So Google is going to drop H.264 support from Chrome. This is a very stupid move. John Gruber asked some questions that seem pretty obvious. To me, not to Google fans.
Yes, Google did something for web standards and this “open innovation” (a new buzzword from Google?). They made a compliant browser and promoted it. They acquired Android and made it popular along with mobile WebKit.
After Apple. Safari is much older and iPhone was already popular when Android made it to first real phones. Plus, Apple invented the HTML canvas and more stuff. They maintain WebKit. Yes, Google sends them some patches, but they're mostly about speed, not support of HTML5. Apple are the ones who make web standards look cool. Apple love them. Apple really loves them so they don't allow Flash on iOS and don't ship it with new Macs (only MacBook Air for now). Apple supports open source at all. Both iOS and Mac OS X run on the open Darwin kernel and the open WebKit engine. Mac uses the open printing system. They maintain all these projects and they ship Mac OS X with Ruby, Python, Subversion, Apache, PHP, zsh and so on.
Google has a code hosting and some open source projects (including Google Web Toolkit which was one of the reasons of Wave's FAIL), oh yeah, don't be evil. But now they're destroying web standards. Isn't that evil?
They can pay Adobe now for shipping Flash with Chrome, but they can't pay MPEG LA in the future for supporting H.264? Everybody will encode videos with WebM? Of course, from Google's point of view, everybody = YouTube. They (and mostly their fans) think with numbers. Stupid.
Quality is the thing, not quantity. YouTube may have lots of videos, but Vimeo has good videos. And they won't re-encode everything just for a not-so-popular browser. They'll just show a Flash H.264 player to Chrome users. Video hosters may encode Ogg for Firefox, the most popular browser in Europe, but not WebM for just Chrome. Yes, Firefox 4 will support WebM, but it will take a long time for everybody to upgrade. People will stil use Firefox 3.
Yes, of course, Chrome, Firefox, Opera and IE “when the user has installed a VP8 codec on Windows” support (or will support) WebM. Only Apple doesn't. Why? Because they're a design company. Designers are the most respected people at Apple. Desingers, not salesmen. Quality, not quantity, again. They won't support WebM unless it will be really popular and there will be a hardware decoder because they won't let a video eat up your whole battery.

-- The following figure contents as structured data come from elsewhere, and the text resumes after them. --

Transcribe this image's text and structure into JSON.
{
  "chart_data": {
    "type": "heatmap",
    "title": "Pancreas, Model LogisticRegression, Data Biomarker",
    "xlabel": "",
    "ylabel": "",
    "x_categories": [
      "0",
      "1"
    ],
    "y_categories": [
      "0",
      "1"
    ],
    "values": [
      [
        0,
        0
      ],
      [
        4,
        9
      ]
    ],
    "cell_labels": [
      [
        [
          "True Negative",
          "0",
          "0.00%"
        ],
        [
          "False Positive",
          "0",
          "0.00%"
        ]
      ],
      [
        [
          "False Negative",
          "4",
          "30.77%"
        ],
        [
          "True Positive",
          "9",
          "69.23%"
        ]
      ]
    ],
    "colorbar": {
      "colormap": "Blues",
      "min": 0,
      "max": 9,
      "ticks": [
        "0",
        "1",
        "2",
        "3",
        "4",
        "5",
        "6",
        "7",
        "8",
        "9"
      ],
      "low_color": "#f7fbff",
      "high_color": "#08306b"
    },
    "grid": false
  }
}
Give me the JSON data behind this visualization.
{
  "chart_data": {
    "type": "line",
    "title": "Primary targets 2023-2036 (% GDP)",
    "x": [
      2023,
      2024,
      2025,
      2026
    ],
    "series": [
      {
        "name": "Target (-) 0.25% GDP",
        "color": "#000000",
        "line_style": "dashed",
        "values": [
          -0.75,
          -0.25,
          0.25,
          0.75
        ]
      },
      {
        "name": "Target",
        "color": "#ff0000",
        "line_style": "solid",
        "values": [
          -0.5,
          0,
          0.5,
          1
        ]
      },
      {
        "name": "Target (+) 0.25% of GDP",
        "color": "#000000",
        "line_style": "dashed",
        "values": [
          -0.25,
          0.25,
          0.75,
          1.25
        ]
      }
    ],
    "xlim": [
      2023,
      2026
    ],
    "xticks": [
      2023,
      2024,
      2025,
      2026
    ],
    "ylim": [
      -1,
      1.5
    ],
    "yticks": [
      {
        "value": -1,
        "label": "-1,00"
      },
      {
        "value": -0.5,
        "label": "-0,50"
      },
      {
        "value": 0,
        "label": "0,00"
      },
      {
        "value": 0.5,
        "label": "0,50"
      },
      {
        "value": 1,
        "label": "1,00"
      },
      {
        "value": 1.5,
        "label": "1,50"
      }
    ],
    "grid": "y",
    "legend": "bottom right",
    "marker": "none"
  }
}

That's also one of the reasons of not allowing Flash on iOS (the others: Flash is proprietary and Flash isn't optimized for touch screens at all).
So WebM might be a “silver bullet” for future videos on the web (assume that Apple will support it), but Google's method of promoting it is way too much evil. Dropping support sucks at all. Yes, everybody drops IE6 support and there's nothing wrong. It's just a different case. IE6 is outdated, it doesn't support modern standards. H.264 is a video codec which can't support anything, it only can be supported, so it can't be outdated. Well, again, content providers already have videos in H.264 so if they use WebM for new videos, browsers should support both. And they don't seem to do it (because H.264 is the only codec supported on iOS, dammit, recursion), so H.264 is still the most popular codec.
Now about Android. I won't say anything because Marco Arment already said everything:
...Google is “open” with the products that don’t make them money and closed with those that do, using “open” as a marketing buzzword against Apple and hoping nobody notices how incredibly closed and secretive most of their products and operations really are. iOS is far more “closed” than Android, but at least Apple doesn’t try to bullshit me about it. They put it right out there. “We control everything because we think it’s better that way. If you don’t like it, there’s the door.” And since they’re honest with me, I trust them more.
Looks like Google hates the video tag. It won't be actually used because they don't support the most popular codec in Chrome and the support totally sucks in Android:
HTML5 video on Android is badly broken. Resolution support varies from one handset to the next (often just 480x360), the fallback image usually doesn’t show and the code requires special adjustments. The Android emulator is completely useless as it doesn’t represent any real hardware and does not play HTML5 video. THERE IS NO WAY TO TEST ON ANDROID WITHOUT A PHYSICAL PHONE. BLAME GOOGLE.